Penny Draper has the voice of a storyteller, and like all good stories, Day of the Cyclone cries to be read out loud. Not only do the voices of the characters ring true, but the voice of the narrator also clearly rings through.
Set against the backdrop of Regina’s 1912 “cyclone,” which was actually a tornado, this book is part of the Coteau Books for Kids’ Disaster Strikes! series.
The story revolves around young Ella Barclay, daughter of the local banker, and Billy Forsythe, a mysterious boy she meets, who is newly arrived in the city. Their initial encounter goes badly, and their misunderstandings continue at length. This is compounded by the fact that Billy has something to hide, and Ella’s parents do not approve of the newcomer they view as lower class.

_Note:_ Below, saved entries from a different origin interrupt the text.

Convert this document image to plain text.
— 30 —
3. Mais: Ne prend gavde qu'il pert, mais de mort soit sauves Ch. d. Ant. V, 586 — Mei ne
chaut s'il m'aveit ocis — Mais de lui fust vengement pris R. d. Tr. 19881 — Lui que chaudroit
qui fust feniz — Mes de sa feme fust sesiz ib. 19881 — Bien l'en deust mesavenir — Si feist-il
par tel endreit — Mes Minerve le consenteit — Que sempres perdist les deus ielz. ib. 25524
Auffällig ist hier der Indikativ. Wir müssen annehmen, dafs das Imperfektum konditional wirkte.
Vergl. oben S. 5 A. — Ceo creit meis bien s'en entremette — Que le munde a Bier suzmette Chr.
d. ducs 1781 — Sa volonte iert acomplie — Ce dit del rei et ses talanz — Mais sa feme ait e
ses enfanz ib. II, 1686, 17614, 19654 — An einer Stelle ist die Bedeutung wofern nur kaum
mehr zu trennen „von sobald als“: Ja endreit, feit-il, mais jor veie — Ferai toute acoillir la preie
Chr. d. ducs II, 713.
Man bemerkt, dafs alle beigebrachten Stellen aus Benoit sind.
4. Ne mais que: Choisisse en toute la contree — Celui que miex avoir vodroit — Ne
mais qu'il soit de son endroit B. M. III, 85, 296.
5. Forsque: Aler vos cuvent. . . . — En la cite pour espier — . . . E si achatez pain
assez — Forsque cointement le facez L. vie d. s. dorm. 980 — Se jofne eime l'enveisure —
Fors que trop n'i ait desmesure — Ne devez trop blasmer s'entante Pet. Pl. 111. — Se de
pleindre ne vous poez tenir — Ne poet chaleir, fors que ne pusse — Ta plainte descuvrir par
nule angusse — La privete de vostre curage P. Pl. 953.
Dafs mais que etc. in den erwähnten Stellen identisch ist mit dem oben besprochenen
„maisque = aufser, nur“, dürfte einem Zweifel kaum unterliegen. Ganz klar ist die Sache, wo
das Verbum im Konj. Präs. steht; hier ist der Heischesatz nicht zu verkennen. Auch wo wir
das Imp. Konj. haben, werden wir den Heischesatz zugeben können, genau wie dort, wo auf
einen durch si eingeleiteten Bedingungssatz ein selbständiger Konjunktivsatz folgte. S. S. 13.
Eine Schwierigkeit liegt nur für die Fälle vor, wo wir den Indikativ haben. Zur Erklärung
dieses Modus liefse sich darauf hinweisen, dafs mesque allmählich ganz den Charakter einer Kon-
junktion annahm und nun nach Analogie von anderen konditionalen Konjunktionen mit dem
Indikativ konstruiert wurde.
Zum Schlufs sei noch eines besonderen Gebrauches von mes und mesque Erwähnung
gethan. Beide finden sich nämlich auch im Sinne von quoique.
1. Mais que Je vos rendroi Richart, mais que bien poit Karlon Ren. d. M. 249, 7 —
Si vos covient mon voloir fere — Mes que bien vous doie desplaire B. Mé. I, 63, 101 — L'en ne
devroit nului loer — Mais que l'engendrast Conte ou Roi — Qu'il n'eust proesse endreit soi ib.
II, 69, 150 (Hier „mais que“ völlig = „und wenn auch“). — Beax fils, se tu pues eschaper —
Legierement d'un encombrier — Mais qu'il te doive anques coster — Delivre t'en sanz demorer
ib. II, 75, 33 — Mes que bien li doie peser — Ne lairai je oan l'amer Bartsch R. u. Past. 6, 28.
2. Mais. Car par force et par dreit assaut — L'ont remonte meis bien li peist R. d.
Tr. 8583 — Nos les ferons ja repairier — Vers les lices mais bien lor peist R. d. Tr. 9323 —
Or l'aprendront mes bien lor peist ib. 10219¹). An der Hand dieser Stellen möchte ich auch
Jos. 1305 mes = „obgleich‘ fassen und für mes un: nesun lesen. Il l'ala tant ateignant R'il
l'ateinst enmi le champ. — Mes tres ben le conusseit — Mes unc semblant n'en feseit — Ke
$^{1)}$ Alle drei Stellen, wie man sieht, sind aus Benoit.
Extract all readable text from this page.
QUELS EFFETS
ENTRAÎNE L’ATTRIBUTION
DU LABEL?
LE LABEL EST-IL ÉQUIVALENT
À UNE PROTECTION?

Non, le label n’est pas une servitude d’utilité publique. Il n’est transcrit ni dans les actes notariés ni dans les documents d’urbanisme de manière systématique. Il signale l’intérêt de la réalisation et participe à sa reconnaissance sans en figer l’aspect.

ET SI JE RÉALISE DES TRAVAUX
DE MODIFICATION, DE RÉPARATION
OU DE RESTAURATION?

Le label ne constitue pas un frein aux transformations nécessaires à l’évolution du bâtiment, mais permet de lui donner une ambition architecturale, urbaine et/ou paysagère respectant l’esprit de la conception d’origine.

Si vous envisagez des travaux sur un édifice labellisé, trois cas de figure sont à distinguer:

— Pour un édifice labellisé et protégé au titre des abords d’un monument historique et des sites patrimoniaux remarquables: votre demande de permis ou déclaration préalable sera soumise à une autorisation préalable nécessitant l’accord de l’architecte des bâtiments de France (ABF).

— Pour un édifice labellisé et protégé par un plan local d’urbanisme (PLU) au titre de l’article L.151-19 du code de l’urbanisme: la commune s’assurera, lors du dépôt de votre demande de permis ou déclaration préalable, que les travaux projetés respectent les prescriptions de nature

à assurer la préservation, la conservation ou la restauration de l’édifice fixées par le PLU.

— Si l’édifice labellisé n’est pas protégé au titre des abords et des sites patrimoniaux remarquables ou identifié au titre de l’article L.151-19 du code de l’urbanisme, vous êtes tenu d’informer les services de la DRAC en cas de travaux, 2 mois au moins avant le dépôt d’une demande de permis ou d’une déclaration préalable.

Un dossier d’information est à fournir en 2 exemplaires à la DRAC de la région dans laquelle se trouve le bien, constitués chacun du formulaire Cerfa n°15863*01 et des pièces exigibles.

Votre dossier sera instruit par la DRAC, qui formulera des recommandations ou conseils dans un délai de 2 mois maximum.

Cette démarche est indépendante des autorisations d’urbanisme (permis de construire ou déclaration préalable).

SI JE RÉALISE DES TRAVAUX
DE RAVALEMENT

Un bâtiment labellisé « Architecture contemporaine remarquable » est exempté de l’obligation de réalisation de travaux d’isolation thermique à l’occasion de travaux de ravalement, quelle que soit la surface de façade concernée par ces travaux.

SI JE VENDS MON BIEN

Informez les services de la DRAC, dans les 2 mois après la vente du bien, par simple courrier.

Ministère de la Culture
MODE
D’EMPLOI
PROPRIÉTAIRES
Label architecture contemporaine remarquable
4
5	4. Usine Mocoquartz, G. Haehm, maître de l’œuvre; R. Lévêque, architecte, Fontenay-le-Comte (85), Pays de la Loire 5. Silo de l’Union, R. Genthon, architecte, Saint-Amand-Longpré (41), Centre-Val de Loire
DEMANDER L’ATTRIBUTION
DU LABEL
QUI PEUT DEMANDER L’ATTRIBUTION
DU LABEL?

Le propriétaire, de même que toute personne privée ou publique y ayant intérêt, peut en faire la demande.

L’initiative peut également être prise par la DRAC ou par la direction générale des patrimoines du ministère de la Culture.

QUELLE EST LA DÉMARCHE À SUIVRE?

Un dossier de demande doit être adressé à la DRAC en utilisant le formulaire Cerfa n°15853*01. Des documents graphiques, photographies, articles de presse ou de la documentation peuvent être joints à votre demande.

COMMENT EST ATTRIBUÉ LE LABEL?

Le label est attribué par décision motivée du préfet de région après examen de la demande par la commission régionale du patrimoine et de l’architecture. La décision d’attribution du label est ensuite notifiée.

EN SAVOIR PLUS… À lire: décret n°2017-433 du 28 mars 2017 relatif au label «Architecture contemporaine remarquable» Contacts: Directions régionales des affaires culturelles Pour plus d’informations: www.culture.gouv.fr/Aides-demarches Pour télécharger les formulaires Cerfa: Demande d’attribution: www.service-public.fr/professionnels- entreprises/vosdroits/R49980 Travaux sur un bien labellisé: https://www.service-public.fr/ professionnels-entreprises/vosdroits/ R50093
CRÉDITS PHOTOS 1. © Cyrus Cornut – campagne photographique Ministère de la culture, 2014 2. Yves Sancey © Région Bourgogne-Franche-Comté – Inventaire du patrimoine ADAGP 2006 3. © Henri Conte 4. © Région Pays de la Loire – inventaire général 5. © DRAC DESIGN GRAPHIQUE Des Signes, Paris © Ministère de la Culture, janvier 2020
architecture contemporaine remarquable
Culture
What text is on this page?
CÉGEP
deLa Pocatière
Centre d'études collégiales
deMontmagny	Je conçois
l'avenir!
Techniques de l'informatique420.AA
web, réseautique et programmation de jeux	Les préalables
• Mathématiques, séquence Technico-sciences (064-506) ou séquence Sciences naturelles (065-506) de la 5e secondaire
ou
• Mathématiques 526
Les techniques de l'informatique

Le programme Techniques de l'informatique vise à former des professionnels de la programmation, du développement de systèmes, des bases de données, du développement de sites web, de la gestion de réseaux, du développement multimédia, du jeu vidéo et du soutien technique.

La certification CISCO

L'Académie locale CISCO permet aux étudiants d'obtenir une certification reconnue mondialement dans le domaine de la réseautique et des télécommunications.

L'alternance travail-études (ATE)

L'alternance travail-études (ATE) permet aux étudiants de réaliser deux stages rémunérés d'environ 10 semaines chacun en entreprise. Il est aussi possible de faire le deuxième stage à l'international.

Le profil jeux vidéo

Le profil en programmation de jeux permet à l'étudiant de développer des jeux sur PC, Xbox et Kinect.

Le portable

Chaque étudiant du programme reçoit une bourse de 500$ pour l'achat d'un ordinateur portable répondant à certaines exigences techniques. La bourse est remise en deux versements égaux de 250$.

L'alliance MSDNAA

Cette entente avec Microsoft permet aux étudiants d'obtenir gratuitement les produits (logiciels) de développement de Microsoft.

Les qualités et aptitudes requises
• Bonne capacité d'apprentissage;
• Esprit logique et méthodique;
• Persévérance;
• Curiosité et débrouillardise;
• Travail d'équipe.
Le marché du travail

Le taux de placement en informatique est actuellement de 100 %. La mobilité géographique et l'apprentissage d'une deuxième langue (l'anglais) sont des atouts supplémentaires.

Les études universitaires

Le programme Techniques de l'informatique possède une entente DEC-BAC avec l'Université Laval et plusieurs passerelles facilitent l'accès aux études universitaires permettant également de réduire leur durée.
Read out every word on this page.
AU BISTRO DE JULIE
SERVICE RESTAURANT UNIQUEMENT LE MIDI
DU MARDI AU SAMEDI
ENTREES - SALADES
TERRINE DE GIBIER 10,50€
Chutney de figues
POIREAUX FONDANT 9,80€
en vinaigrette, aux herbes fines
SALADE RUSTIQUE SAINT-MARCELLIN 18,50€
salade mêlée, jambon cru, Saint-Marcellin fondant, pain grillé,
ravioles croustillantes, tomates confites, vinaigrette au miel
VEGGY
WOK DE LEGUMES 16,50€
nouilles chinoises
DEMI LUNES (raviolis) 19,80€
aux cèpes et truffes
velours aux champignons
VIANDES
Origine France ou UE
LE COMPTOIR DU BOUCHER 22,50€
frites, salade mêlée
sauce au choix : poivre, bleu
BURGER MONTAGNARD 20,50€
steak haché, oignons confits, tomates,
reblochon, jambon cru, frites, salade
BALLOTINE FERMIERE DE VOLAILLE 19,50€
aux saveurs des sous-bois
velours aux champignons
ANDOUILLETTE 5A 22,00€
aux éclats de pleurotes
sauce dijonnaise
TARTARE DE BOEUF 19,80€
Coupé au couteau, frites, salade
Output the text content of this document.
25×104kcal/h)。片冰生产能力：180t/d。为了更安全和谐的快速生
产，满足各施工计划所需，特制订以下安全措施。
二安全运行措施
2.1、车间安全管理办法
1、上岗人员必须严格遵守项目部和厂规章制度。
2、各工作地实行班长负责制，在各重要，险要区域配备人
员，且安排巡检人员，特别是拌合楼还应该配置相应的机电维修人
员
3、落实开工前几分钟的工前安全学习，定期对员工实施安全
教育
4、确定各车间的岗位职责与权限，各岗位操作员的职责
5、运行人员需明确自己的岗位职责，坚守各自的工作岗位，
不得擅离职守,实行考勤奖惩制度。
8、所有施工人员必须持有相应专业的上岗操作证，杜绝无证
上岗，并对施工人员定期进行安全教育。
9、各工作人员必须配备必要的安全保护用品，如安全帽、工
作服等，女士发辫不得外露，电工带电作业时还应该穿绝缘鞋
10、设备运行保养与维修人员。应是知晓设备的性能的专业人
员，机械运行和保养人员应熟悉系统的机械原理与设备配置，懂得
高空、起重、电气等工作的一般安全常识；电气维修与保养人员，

The book is a mix of fact and fiction, and Draper masterfully weaves the two together. She has done her research well, and carefully crafts the facts into a compelling creative narrative. For example, in addition to creating fictional characters, she uses the names of actual people and incorporates into her narrative the true story of the little white dog that stayed with its dead master until he was buried. Draper incorporates archival photos into the story by having Ella use her new Brownie camera, a present for her 13th birthday, to record the destruction.
Draper uses the story as a teaching tool, bringing in elements of suffragettes, ethnic minorities, and discrimination, while entertaining in the process. What a delightful way to learn!